Two Steps Forward, One Step Back

This recent news comes as VRX stock has made noticeable operational improvements, including delivering its first profit in six quarters earlier this year. The company has reversed its strategy, which since its founding almost three decades ago, was to become a pharmaceutical powerhouse by picking off smaller or failing drug companies. Valeant — thanks to numerous divestments — had begun to look learner.

Committed to reducing its debt burden by $5 billion by January 2018, Valeant has scaled back k operations and has completed three assets sales year alone — more recently selling its iNova Pharmaceuticals business to funds owned by Pacific Equity Partners and The Carlyle Group for $930 million in cash.

That deal follows Valeant’s sale of Dendreon to Sanpower earlier this year for $820 million in cash. Valeant also announced the sale of three skin related brands to L’Oreal SA (ADR) (OTCPK:LRLCY), which fetched just $168 million.

Unfortunately, the company’s past transgressions — in particular, its aggressive sales practices through now-defunct drug mail-order company Philidor — continue to haunt VRX stock. Allegations remains that both companies conspired to included steer customers to buy Valeant-branded drugs at high prices, instead of comparable generic alternatives.
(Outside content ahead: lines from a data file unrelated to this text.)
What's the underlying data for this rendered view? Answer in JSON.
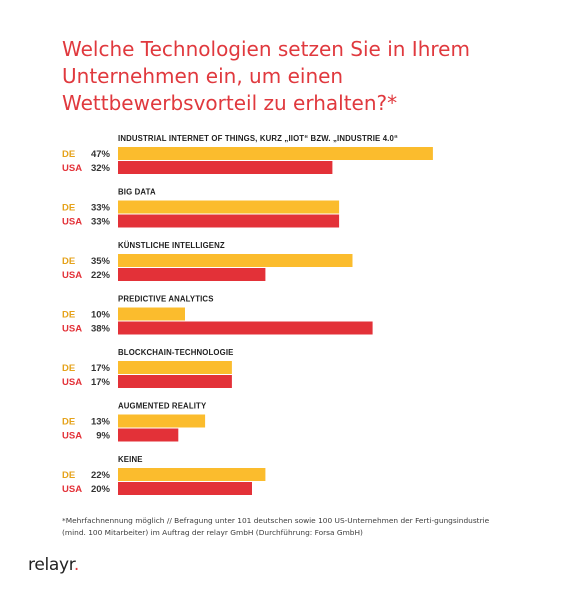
{
  "title": "Welche Technologien setzen Sie in Ihrem Unternehmen ein, um einen Wettbewerbsvorteil zu erhalten?*",
  "footnote": "*Mehrfachnennung möglich // Befragung unter 101 deutschen sowie 100 US-Unternehmen der Ferti-gungsindustrie (mind. 100 Mitarbeiter) im Auftrag der relayr GmbH (Durchführung: Forsa GmbH)",
  "logo": {
    "text": "relayr",
    "dot": "."
  },
  "colors": {
    "title": "#e0393e",
    "de": "#fbbc2d",
    "usa": "#e33138",
    "de_label": "#e5a21a",
    "usa_label": "#e33138"
  },
  "chart_data": {
    "type": "bar",
    "orientation": "horizontal",
    "unit": "%",
    "categories": [
      "INDUSTRIAL INTERNET OF THINGS, KURZ „IIOT“ BZW. „INDUSTRIE 4.0“",
      "BIG DATA",
      "KÜNSTLICHE INTELLIGENZ",
      "PREDICTIVE ANALYTICS",
      "BLOCKCHAIN-TECHNOLOGIE",
      "AUGMENTED REALITY",
      "KEINE"
    ],
    "series": [
      {
        "name": "DE",
        "color": "#fbbc2d",
        "values": [
          47,
          33,
          35,
          10,
          17,
          13,
          22
        ]
      },
      {
        "name": "USA",
        "color": "#e33138",
        "values": [
          32,
          33,
          22,
          38,
          17,
          9,
          20
        ]
      }
    ],
    "xlim": [
      0,
      100
    ],
    "grid": false,
    "legend": "none"
  }
}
As it stands, VRX still has tons of deficits to overcome, and clearing its name is tops on the list. And Lord Abbett’s new lawsuit, in addition to being a costly one for Valeant to fight, opens wounds that were on the verge of healing.

Bottom Line for VRX Stock

While it’s encouraging that VRX stock has trimmed its debt by $4.8 billion since Q1 2016, Valeant  has had no leeway to to the extent where it can invest to grow for the future. And this lack of investments would invite competitors to encroach on its territory.

Combined with the increased litigation costs, which may now pressure the bottom line, I can no longer recommend VRX stock until there is a clearer picture of how this recent case can impact the company’s ability to pay down debt.

As of this writing, Richard Saintvilus did not hold a position in any of the aforementioned securities.